In both Bills there was a safeguarding clause as well as an excluding clause. The safeguarding clause also grew considerably between 1886 and 1893. It is almost entirely directed to preventing the Irish Legislature from establishing any new religious privileges, or interfering with any existing religious rights. The clause, as it emerged in 1893, not only forbade any new establishment or endowment of religion, but seemed to leave the claims of all denominations precisely as they stand at present.
This safeguarding clause reappears in the Bill of 1912, but it has been shortened and redrafted by the Government. It contains very important additional safeguards to prevent the adoption by the Irish civil power of the principles contained in the recent Papal Decrees against mixed marriages, and in regard to the right of Catholic clergy to claim exclusion from the courts of justice. The Irish Parliament will be debarred from acting on these decrees, and thus the whole agitation against "Ne Temere" falls to the ground.
THE TWO CHAMBERS
The 1886 Bill established, as we have seen, an arrangement by which Ireland should be governed by one legislative body consisting of two orders, a first and a second. These orders were to deliberate and vote together, except in regard to matters which should come directly under the Home Rule Act, amendments of the Act, or Standing Orders in pursuance of the Act. In such cases the first order possessed the right of voting separately, and seemed to possess an absolute veto.

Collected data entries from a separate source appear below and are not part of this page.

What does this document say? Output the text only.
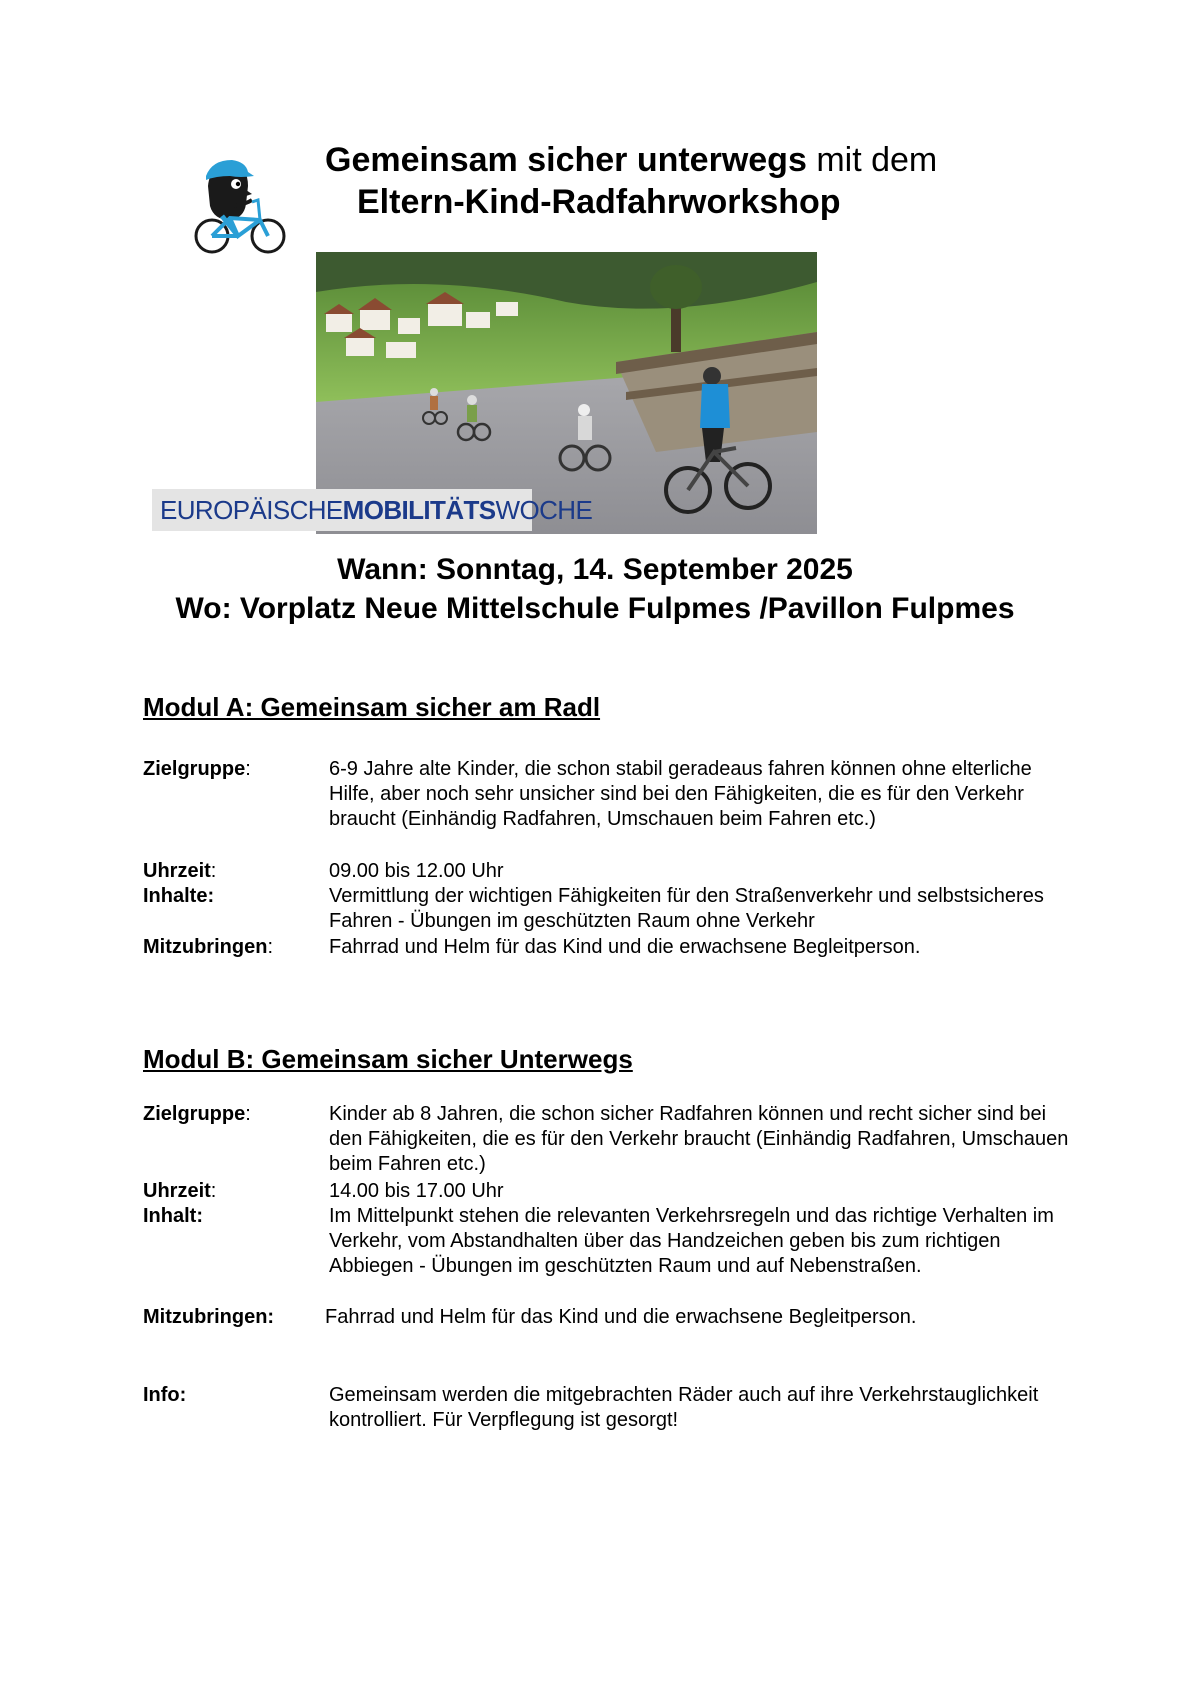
Gemeinsam sicher unterwegs mit dem
Eltern-Kind-Radfahrworkshop
EUROPÄISCHE MOBILITÄTS WOCHE
Wann: Sonntag, 14. September 2025
Wo: Vorplatz Neue Mittelschule Fulpmes /Pavillon Fulpmes
Modul A: Gemeinsam sicher am Radl
Zielgruppe:	6-9 Jahre alte Kinder, die schon stabil geradeaus fahren können ohne elterliche Hilfe, aber noch sehr unsicher sind bei den Fähigkeiten, die es für den Verkehr braucht (Einhändig Radfahren, Umschauen beim Fahren etc.)
Uhrzeit:	09.00 bis 12.00 Uhr
Inhalte:	Vermittlung der wichtigen Fähigkeiten für den Straßenverkehr und selbstsicheres Fahren - Übungen im geschützten Raum ohne Verkehr
Mitzubringen:	Fahrrad und Helm für das Kind und die erwachsene Begleitperson.
Modul B: Gemeinsam sicher Unterwegs
Zielgruppe:	Kinder ab 8 Jahren, die schon sicher Radfahren können und recht sicher sind bei den Fähigkeiten, die es für den Verkehr braucht (Einhändig Radfahren, Umschauen beim Fahren etc.)
Uhrzeit:	14.00 bis 17.00 Uhr
Inhalt:	Im Mittelpunkt stehen die relevanten Verkehrsregeln und das richtige Verhalten im Verkehr, vom Abstandhalten über das Handzeichen geben bis zum richtigen Abbiegen - Übungen im geschützten Raum und auf Nebenstraßen.
Mitzubringen:	Fahrrad und Helm für das Kind und die erwachsene Begleitperson.
Info:	Gemeinsam werden die mitgebrachten Räder auch auf ihre Verkehrstauglichkeit kontrolliert. Für Verpflegung ist gesorgt!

The first order of the legislative body created by the 1886 Bill consisted of 103 members, of whom 75 were elected members and 28 peerage members. The elected members were to be chosen under a restricted suffrage, and the peerage members were to be the representative Irish Peers. The second order was to consist of 204 members, elected under the existing franchise.

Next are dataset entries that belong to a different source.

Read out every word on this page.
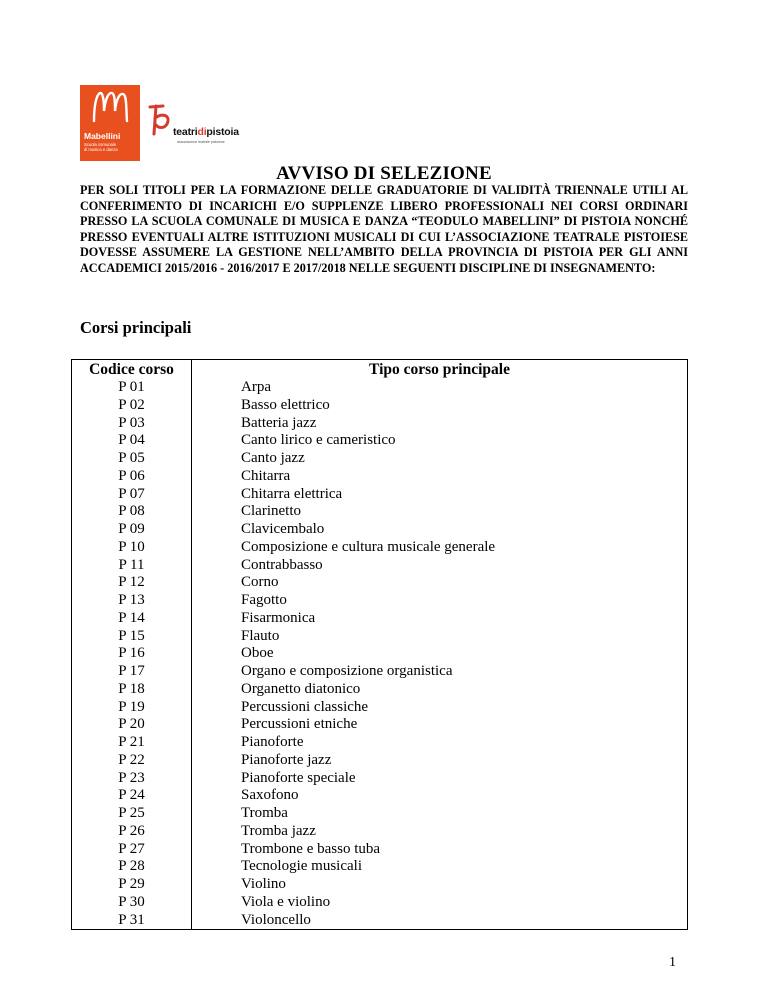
Mabellini
Scuola comunale
di musica e danza
teatridipistoia
associazione teatrale pistoiese
AVVISO DI SELEZIONE
PER SOLI TITOLI PER LA FORMAZIONE DELLE GRADUATORIE DI VALIDITÀ TRIENNALE UTILI AL CONFERIMENTO DI INCARICHI E/O SUPPLENZE LIBERO PROFESSIONALI NEI CORSI ORDINARI PRESSO LA SCUOLA COMUNALE DI MUSICA E DANZA “TEODULO MABELLINI” DI PISTOIA NONCHÉ PRESSO EVENTUALI ALTRE ISTITUZIONI MUSICALI DI CUI L’ASSOCIAZIONE TEATRALE PISTOIESE DOVESSE ASSUMERE LA GESTIONE NELL’AMBITO DELLA PROVINCIA DI PISTOIA PER GLI ANNI ACCADEMICI 2015/2016 - 2016/2017 E 2017/2018 NELLE SEGUENTI DISCIPLINE DI INSEGNAMENTO:
Corsi principali
Codice corso	Tipo corso principale
P 01	Arpa
P 02	Basso elettrico
P 03	Batteria jazz
P 04	Canto lirico e cameristico
P 05	Canto jazz
P 06	Chitarra
P 07	Chitarra elettrica
P 08	Clarinetto
P 09	Clavicembalo
P 10	Composizione e cultura musicale generale
P 11	Contrabbasso
P 12	Corno
P 13	Fagotto
P 14	Fisarmonica
P 15	Flauto
P 16	Oboe
P 17	Organo e composizione organistica
P 18	Organetto diatonico
P 19	Percussioni classiche
P 20	Percussioni etniche
P 21	Pianoforte
P 22	Pianoforte jazz
P 23	Pianoforte speciale
P 24	Saxofono
P 25	Tromba
P 26	Tromba jazz
P 27	Trombone e basso tuba
P 28	Tecnologie musicali
P 29	Violino
P 30	Viola e violino
P 31	Violoncello
1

All this was rather complicated and confusing, and was, perhaps rightly, brushed aside by the framers of the 1893 Bill. They constituted the Irish Legislature on the model of an ordinary Colonial Parliament with two Chambers—a Legislative Assembly and a Legislative Council. The Legislative Council was to consist of 48 members, elected by large constituencies voting under a £20 property franchise. The Legislative Assembly was to consist of 103 members, elected by the existing constituencies under the existing franchise. In cases of disagreement between the two Houses, it was proposed that, either after a dissolution or after a period of two years, the Houses were to vote together, and that the majority vote should decide the matter. Since 1893 that provision, in almost precisely the same form, has been adopted by the Australian Commonwealth, and, in a more progressive form, by, the South African Parliament.

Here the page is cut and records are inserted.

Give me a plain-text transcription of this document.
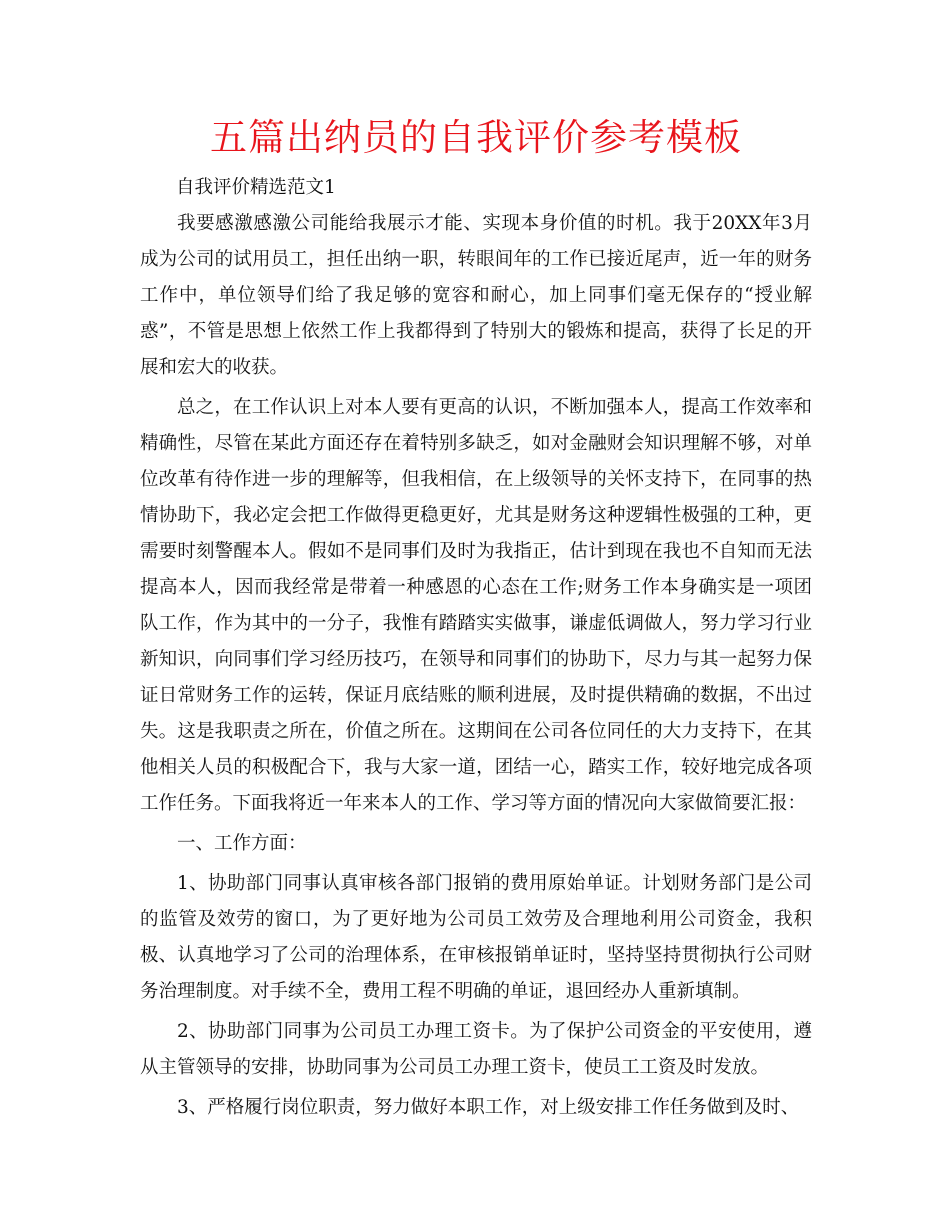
五篇出纳员的自我评价参考模板

自我评价精选范文1

我要感激感激公司能给我展示才能、实现本身价值的时机。我于20XX年3月成为公司的试用员工，担任出纳一职，转眼间年的工作已接近尾声，近一年的财务工作中，单位领导们给了我足够的宽容和耐心，加上同事们毫无保存的“授业解惑”，不管是思想上依然工作上我都得到了特别大的锻炼和提高，获得了长足的开展和宏大的收获。

总之，在工作认识上对本人要有更高的认识，不断加强本人，提高工作效率和精确性，尽管在某此方面还存在着特别多缺乏，如对金融财会知识理解不够，对单位改革有待作进一步的理解等，但我相信，在上级领导的关怀支持下，在同事的热情协助下，我必定会把工作做得更稳更好，尤其是财务这种逻辑性极强的工种，更需要时刻警醒本人。假如不是同事们及时为我指正，估计到现在我也不自知而无法提高本人，因而我经常是带着一种感恩的心态在工作;财务工作本身确实是一项团队工作，作为其中的一分子，我惟有踏踏实实做事，谦虚低调做人，努力学习行业新知识，向同事们学习经历技巧，在领导和同事们的协助下，尽力与其一起努力保证日常财务工作的运转，保证月底结账的顺利进展，及时提供精确的数据，不出过失。这是我职责之所在，价值之所在。这期间在公司各位同任的大力支持下，在其他相关人员的积极配合下，我与大家一道，团结一心，踏实工作，较好地完成各项工作任务。下面我将近一年来本人的工作、学习等方面的情况向大家做简要汇报：

一、工作方面：

1、协助部门同事认真审核各部门报销的费用原始单证。计划财务部门是公司的监管及效劳的窗口，为了更好地为公司员工效劳及合理地利用公司资金，我积极、认真地学习了公司的治理体系，在审核报销单证时，坚持坚持贯彻执行公司财务治理制度。对手续不全，费用工程不明确的单证，退回经办人重新填制。

2、协助部门同事为公司员工办理工资卡。为了保护公司资金的平安使用，遵从主管领导的安排，协助同事为公司员工办理工资卡，使员工工资及时发放。

3、严格履行岗位职责，努力做好本职工作，对上级安排工作任务做到及时、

In the Bill of 1912 these provisions of 1893 reappear, but in a broader and more liberal form. The Irish Legislative Assembly and Legislative Council—names which seem to give to Ireland a position of a subordinate—have given way, as we have seen, to the frank and generous titles of Senate and House of Commons, both forming the Irish Parliament. The machinery for settling disagreements has come back from its journey round the world refreshed by a new draft of democracy, imbibed from the climates of Australia and South Africa. In cases of differences between the Assemblies they will meet and decide by common vote, without the necessity of a dissolution. That is a great and important simplification, and for it the Irish have to thank the genius of the founders of the South African Constitution.
IN OR OUT?
Every student of the Home Rule question knows that Mr. Gladstone several times varied his proposals in regard to the Irish representation at Westminster. The Irish Party were, from the beginning, indifferent on the point; but it was quite clear that this was a matter vitally affecting Imperial interests. The first proposal grafted into the Bill of 1886 was that the Irish should cease to attend at Westminster altogether. But, after seven years of consideration, there grew up a general agreement that the entire absence of the Irish Party at Westminster might create a series of difficult relations between the Parliaments, and might even gradually lead to separation. The first proposal of the Bill of 1893 was that the Irish members should attend in slightly reduced numbers and vote at Westminster only on Irish concerns. But this proposal—known as the "In and Out" clause—found little favour in debate, and suffered severely at the hands of Mr. Chamberlain. Mr. Gladstone finally left the matter to the judgment of the House of Commons, and—after a severe Parliamentary crisis, in which the Government narrowly escaped destruction—it was decided that 80 Irish members should sit in the British House of Commons without any restriction of their power or authority.
In the Bill of 1912 the solution finally reached in 1893 is again adopted, with one vital difference—that the Irish members to be summoned to Westminster will be reduced not to 80, but to 42. Those members will possess full Parliamentary powers, as indeed it is right and necessary they should, as long as the Parliament at Westminster continues to exercise such large powers over Ireland. But Mr. Asquith threw out the suggestion that the British House of Commons should, by its Standing Orders, arrange for a further delegation of Parliamentary power to national groups. The House of Commons has already a Scotch Committee, and to that might be added an English Committee and a Welsh Committee. It would be a serious thing for the central body to over-ride the opinions of these committees.